Coroot addresses the fundamental friction in Kubernetes observability: the requirement to instrument every application with tracing libraries, metrics exporters, and logging frameworks before getting any visibility. By leveraging eBPF to capture network traffic, system calls, and application behavior at the kernel level, Coroot provides comprehensive observability from the moment it is deployed without touching a single line of application code.
The platform automatically generates application topology maps showing service dependencies and communication patterns, provides request-level latency analysis with breakdown by service and endpoint, correlates distributed traces with relevant log entries, and offers continuous CPU and memory profiling to identify performance bottlenecks. Anomaly detection algorithms establish baselines for normal behavior and alert when metrics deviate significantly, reducing alert fatigue through intelligent thresholding.

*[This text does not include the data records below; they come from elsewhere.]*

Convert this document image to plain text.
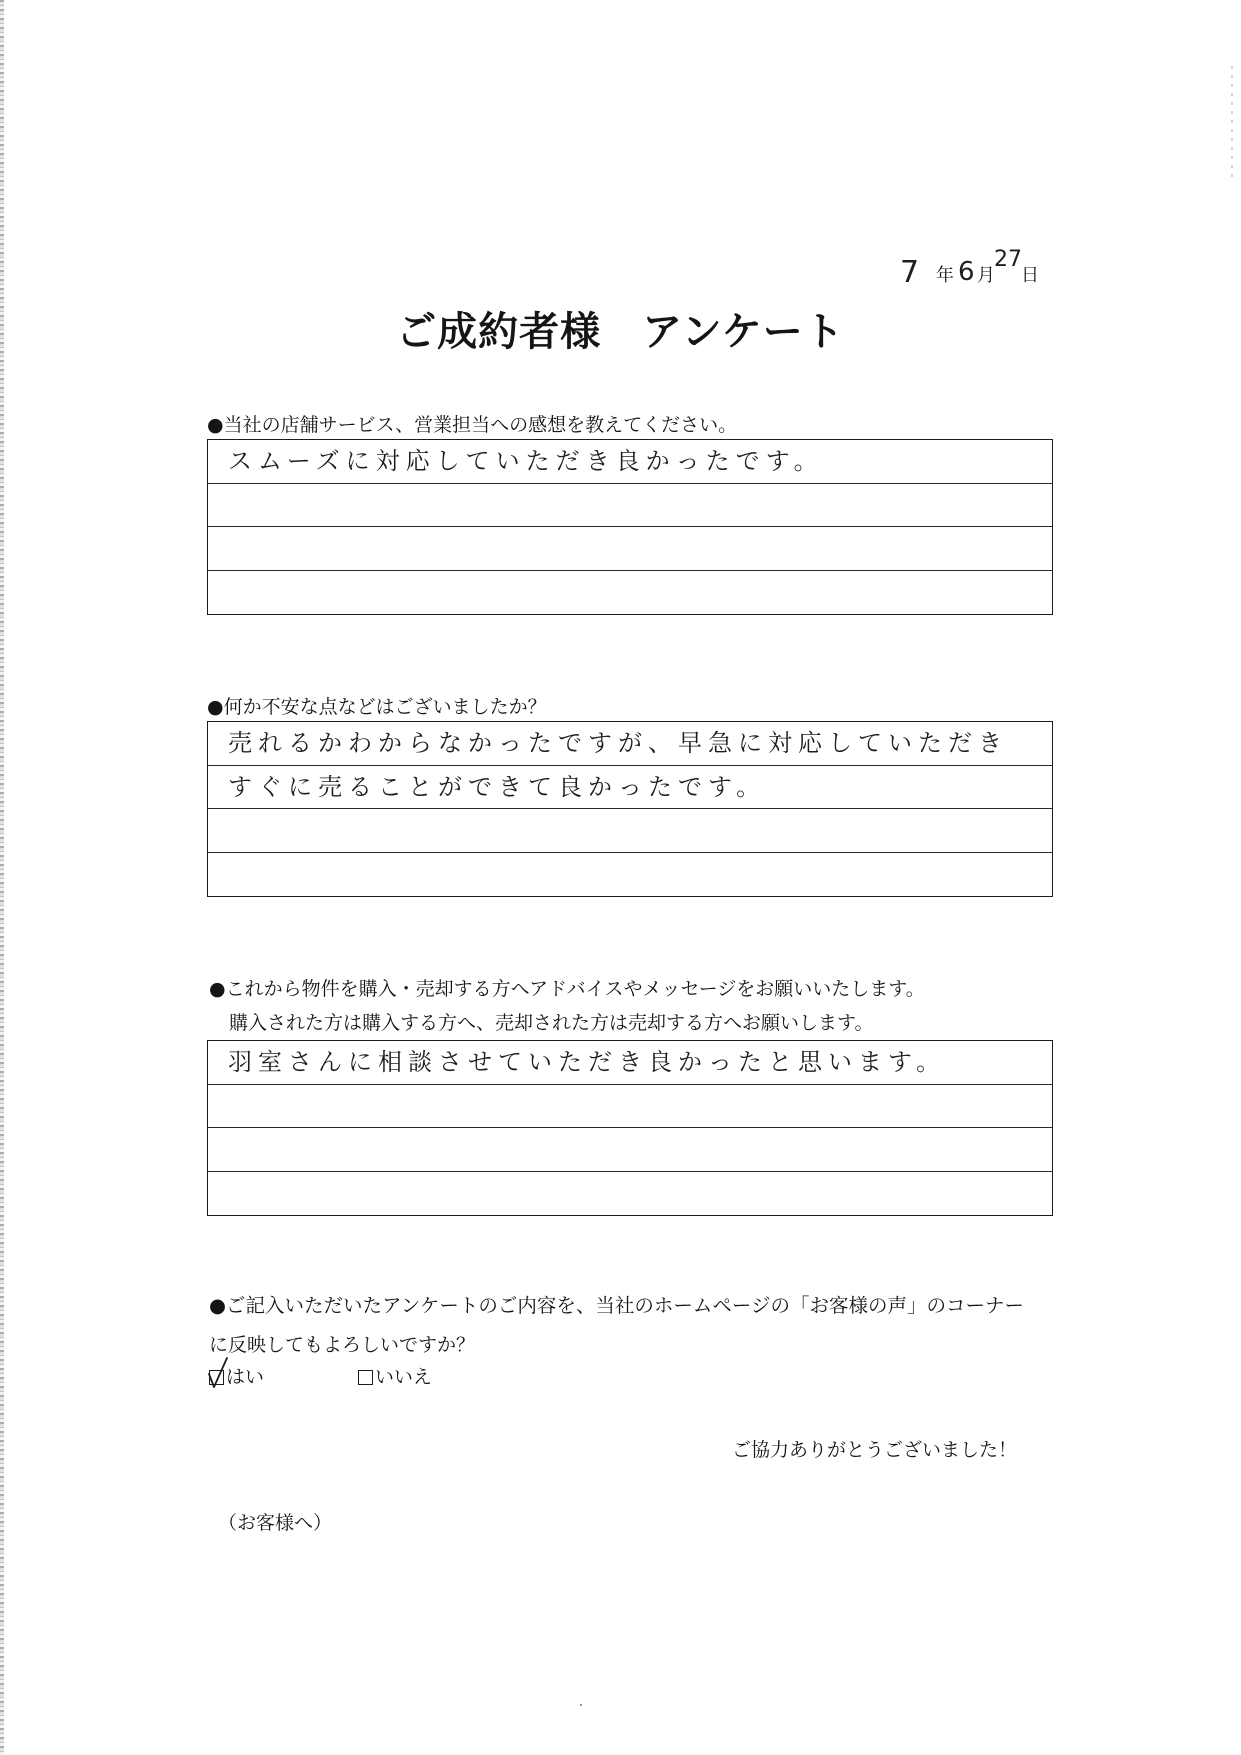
7 年 6 月
27
日
ご成約者様　アンケート
●当社の店舗サービス、営業担当への感想を教えてください。
スムーズに対応していただき良かったです。
●何か不安な点などはございましたか？
売れるかわからなかったですが、早急に対応していただき
すぐに売ることができて良かったです。
●これから物件を購入・売却する方へアドバイスやメッセージをお願いいたします。
購入された方は購入する方へ、売却された方は売却する方へお願いします。
羽室さんに相談させていただき良かったと思います。
●ご記入いただいたアンケートのご内容を、当社のホームページの「お客様の声」のコーナー
に反映してもよろしいですか？
はい	いいえ
ご協力ありがとうございました！
（お客様へ）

Coroot integrates with existing observability stacks by supporting OpenTelemetry for data export, Prometheus for metrics storage, and ClickHouse for high-performance log and trace analysis. The deployment model is Kubernetes-native with Helm chart installation that deploys eBPF agents as a DaemonSet across cluster nodes. With over 5,000 GitHub stars, Coroot competes with commercial observability platforms like Datadog by offering comparable functionality at a fraction of the cost through self-hosted deployment.